The staff shortage isn’t lost on residents like Whitney Patterson Steel. She lives in an area with high crime. She’s called 911 a few times after she heard gunshots. She said sometimes she’s waited up to five minutes for an answer, so she just hangs up and calls again.

Whitney Patterson Steel is a resident of downtown Little Rock who occasionally calls 911 about problems on her street. 

“It’s to the point where when I call, I don’t know if I am going to get a reliable response. It makes me nervous when I start to call because I’m like, ‘OK, I really need to report this, but I don’t know if I’m going to get anybody,’” Steel said.

Arkansas Public Media reviewed city data from May and June and found 15 percent of calls were abandoned by callers before someone picked up. Overall, Little Rock’s 911 answered 67 percent of calls within 10 seconds in the first half of 2018. That’s short of the industry standard of 90 percent.

Brian Fontes, CEO of the National Emergency Number Association, said 911 faces challenges nationwide.

“The 911 world is kind of the forgotten public safety service, and yet it’s the one used most by the public,” Fontes said.

The 911 call centers are funded largely through fees all of us pay on our phone bills. But Federal Communications Commission data from 2016 show those fees accounted for only about three-quarters of the cost to operate the system nationwide that year. States and municipalities were on the hook to cover the rest.

Fontes said tight budgets are partly why 911 has yet to enter the digital era.

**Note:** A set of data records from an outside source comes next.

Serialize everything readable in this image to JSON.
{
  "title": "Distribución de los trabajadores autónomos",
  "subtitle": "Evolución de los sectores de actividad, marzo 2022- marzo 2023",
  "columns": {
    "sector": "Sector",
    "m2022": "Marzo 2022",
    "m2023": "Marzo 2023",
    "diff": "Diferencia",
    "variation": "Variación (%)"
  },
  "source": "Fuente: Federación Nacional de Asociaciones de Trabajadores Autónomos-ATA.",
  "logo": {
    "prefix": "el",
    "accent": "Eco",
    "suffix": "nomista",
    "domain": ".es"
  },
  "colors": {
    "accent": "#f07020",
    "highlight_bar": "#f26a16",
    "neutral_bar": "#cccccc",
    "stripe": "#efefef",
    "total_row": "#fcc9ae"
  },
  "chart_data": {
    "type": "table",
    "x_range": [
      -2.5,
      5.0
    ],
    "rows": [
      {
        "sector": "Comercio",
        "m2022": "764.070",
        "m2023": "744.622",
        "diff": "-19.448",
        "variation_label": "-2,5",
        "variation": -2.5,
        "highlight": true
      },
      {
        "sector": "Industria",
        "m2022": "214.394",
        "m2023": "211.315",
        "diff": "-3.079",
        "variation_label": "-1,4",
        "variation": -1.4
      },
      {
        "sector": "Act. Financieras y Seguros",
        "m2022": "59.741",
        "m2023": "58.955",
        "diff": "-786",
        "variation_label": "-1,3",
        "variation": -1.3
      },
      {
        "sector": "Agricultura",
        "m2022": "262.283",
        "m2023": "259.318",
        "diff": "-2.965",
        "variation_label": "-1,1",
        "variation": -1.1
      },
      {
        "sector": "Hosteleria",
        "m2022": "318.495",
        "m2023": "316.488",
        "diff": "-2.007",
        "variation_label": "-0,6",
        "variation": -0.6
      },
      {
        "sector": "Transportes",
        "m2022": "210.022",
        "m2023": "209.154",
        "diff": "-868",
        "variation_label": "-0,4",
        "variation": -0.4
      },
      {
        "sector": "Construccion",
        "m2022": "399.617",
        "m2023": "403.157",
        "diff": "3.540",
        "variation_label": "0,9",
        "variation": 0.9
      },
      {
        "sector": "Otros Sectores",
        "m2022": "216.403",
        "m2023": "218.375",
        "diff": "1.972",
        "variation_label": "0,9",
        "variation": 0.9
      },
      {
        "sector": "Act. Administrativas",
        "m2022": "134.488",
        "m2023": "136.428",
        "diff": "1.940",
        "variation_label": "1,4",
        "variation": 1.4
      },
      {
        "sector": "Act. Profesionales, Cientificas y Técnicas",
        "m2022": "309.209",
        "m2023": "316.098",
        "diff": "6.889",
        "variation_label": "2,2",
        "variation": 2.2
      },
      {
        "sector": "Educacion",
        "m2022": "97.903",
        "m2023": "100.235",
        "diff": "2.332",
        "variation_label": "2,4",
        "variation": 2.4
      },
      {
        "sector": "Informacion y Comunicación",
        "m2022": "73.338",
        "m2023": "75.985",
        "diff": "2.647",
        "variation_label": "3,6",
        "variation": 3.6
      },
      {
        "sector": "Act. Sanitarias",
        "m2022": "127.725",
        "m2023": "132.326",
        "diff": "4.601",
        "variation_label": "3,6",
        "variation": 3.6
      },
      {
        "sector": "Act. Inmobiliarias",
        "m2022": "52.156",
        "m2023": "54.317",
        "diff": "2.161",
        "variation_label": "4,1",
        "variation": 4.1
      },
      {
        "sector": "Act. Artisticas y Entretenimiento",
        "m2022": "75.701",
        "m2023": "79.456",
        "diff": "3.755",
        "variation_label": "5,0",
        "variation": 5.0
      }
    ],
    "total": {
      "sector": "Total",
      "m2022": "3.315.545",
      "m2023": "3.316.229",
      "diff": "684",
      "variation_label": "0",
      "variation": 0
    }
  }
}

Most call centers, he said, can’t afford to buy equipment to automatically show a caller’s location or receive texts or videos.

“Much of 911 as we see it today is what I call last-century technology, it’s voice-centric,” he said.

Almost all states are somewhere in the process of digitizing 911. That will allow call takers to remotely step in to another city’s call center when it becomes overwhelmed.

Legislation introduced in Congress would pay for the capital expenses of 911 digitization nationwide. There is still no price tag for those changes in the bill.

Correction (Sept. 27, 2018): A previous version of this story misspelled Whitney Patterson Steel’s name.